General questions about recorder and states database table in my HA setup (large "count" devices)

Hello all,

Just looking for a little guidance/ best practices thoughts on the below (this is all entities with a count above 1000 (I have had HA running for around 1-2 months, I don’t know if that matters)

The question I have is based on the table at the bottom of this post which was derived by this sql query using the sqlite web add on within home assistant.

How do I interpret this? What does it mean? Are these devices “polling” which is what is causing their counts to increase so greatly? (I don’t think this is the case, I thought this table is essentially number of times an entity has changed states-- or an attribute related to them has changed) Is it in my best interest to add all of these to my recorder “exclude entity” area of my confiuration.yaml recorder key?
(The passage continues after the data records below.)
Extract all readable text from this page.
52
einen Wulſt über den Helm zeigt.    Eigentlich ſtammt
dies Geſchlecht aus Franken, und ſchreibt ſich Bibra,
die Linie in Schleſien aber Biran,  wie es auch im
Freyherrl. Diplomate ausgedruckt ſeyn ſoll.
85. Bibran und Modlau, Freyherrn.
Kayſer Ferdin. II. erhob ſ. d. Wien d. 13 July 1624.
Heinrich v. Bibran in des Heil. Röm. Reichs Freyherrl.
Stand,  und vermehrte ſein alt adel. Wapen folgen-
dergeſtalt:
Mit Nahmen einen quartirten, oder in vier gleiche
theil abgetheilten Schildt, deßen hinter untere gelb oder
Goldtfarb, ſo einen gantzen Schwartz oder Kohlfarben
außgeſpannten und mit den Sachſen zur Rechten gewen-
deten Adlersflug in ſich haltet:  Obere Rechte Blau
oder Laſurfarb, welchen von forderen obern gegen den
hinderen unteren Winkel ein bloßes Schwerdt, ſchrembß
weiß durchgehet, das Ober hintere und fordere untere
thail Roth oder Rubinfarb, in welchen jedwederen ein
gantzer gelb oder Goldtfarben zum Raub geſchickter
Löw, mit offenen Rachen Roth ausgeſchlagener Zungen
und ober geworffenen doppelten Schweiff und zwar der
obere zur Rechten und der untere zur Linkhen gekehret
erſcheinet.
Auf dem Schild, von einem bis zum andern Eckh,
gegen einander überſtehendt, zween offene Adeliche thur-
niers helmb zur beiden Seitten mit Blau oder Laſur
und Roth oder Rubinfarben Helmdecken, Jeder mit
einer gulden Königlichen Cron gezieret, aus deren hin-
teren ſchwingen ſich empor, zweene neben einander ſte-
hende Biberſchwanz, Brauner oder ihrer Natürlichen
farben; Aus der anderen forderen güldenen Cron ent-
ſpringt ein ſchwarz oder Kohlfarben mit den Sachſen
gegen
What are the implications if I add all of these to the exclude area of the recorder? Will they still be available to view their state if I put them on a lovelace dashboard. (I’m thinking this only affects them showing up within the logbook and history based on what I’ve read)

With “person.clarice” or “device_tracker.clarice”, this is an android phone and I don’t see my iphone (iOS device only had 220 count in same time period) on the list which I felt was strange. Are those devices just that hugely different with how they interact with HA (we have the app installed on both of our phones)

An additional question with person.clarice, is there a way to reduce the number of times this is showing up in the count? This may not relate directly to the recorder and may be more specific to the device setup. I just find if strange that I was at 220 and she was at 2000 (do I need to look into something on this seperately from the recorder?)

And if I put the person entity in the exclude of the recorder, I then won’t see anyhing historywise related to this entity when going to both the logbook and history of home assistant? Correct?-- If so, I would really appreciate some thoughts on how to get that down, but if it is just state change, I don’t even see how that can be fixed. I could understand if it were “pinging” for location that I could reduce the number of pings and it could possibly fix it------> Or is this possibly exactly the problem, its “pinging” too much due to the location settings in the android phone?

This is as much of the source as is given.